A novel approach to quantifying the sensitivity of current and future cosmological datasets to the neutrino mass ordering through Bayesian hierarchical modeling

Abstract: We present a novel approach to derive constraints on neutrino masses from cosmological data, while taking into account our ignorance of the neutrino mass ordering. We derive constraints from a combination of current and future cosmological datasets on the total neutrino mass $M_\nu$ and on the mass fractions carried by each of the mass eigenstates, after marginalizing over the (unknown) neutrino mass ordering, either normal (NH) or inverted (IH). The bounds take therefore into account the uncertainty related to our ignorance of the mass hierarchy. This novel approach is carried out in the framework of Bayesian analysis of a typical hierarchical problem.
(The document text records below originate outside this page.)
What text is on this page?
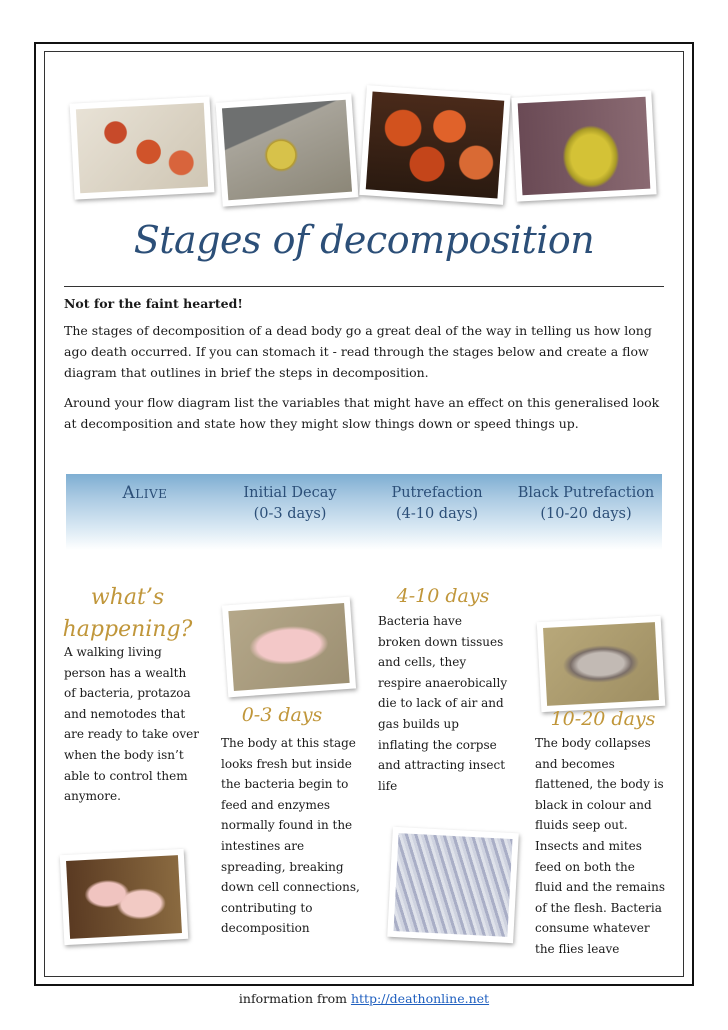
Stages of decomposition
Not for the faint hearted!
The stages of decomposition of a dead body go a great deal of the way in telling us how long ago death occurred. If you can stomach it - read through the stages below and create a flow diagram that outlines in brief the steps in decomposition.
Around your flow diagram list the variables that might have an effect on this generalised look at decomposition and state how they might slow things down or speed things up.
Alive	Initial Decay
(0-3 days)
Putrefaction
(4-10 days)
Black Putrefaction
(10-20 days)
what’s
happening?
A walking living person has a wealth of bacteria, protazoa and nemotodes that are ready to take over when the body isn’t able to control them anymore.
0-3 days
The body at this stage looks fresh but inside the bacteria begin to feed and enzymes normally found in the intestines are spreading, breaking down cell connections, contributing to decomposition
4-10 days
Bacteria have broken down tissues and cells, they respire anaerobically die to lack of air and gas builds up inflating the corpse and attracting insect life
10-20 days
The body collapses and becomes flattened, the body is black in colour and fluids seep out. Insects and mites feed on both the fluid and the remains of the flesh. Bacteria consume whatever the flies leave
information from http://deathonline.net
In this context, the choice of the neutrino mass ordering is modeled via the discrete hyperparameter $h_{type}$. The preference for either the NH or the IH scenarios is then encoded in the posterior distribution of $h_{type}$ itself. Current CMB measurements assign equal odds to the two hierarchies, and are thus unable to distinguish between them. However, after the addition of BAO measurements, a weak preference for NH appears, with odds of 4:3 from Planck temperature and large-scale polarization in combination with BAO (3:2 if small-scale polarization is also included). Forecasts suggest that the combination of upcoming CMB (COrE) and BAO surveys (DESI) may determine the neutrino mass hierarchy at a high statistical significance if the mass is very close to the minimal value allowed by oscillations, as for NH and $M_\nu=0.06$ eV there is a 9:1 preference of NH vs IH. On the contrary, if $M_\nu$ is of the order of 0.1 eV or larger, even future cosmological observations will be inconclusive. The unbiased limit on $M_\nu$ we obtain with this innovative statistical strategy is crucial for ongoing and planned neutrinoless double beta decay searches.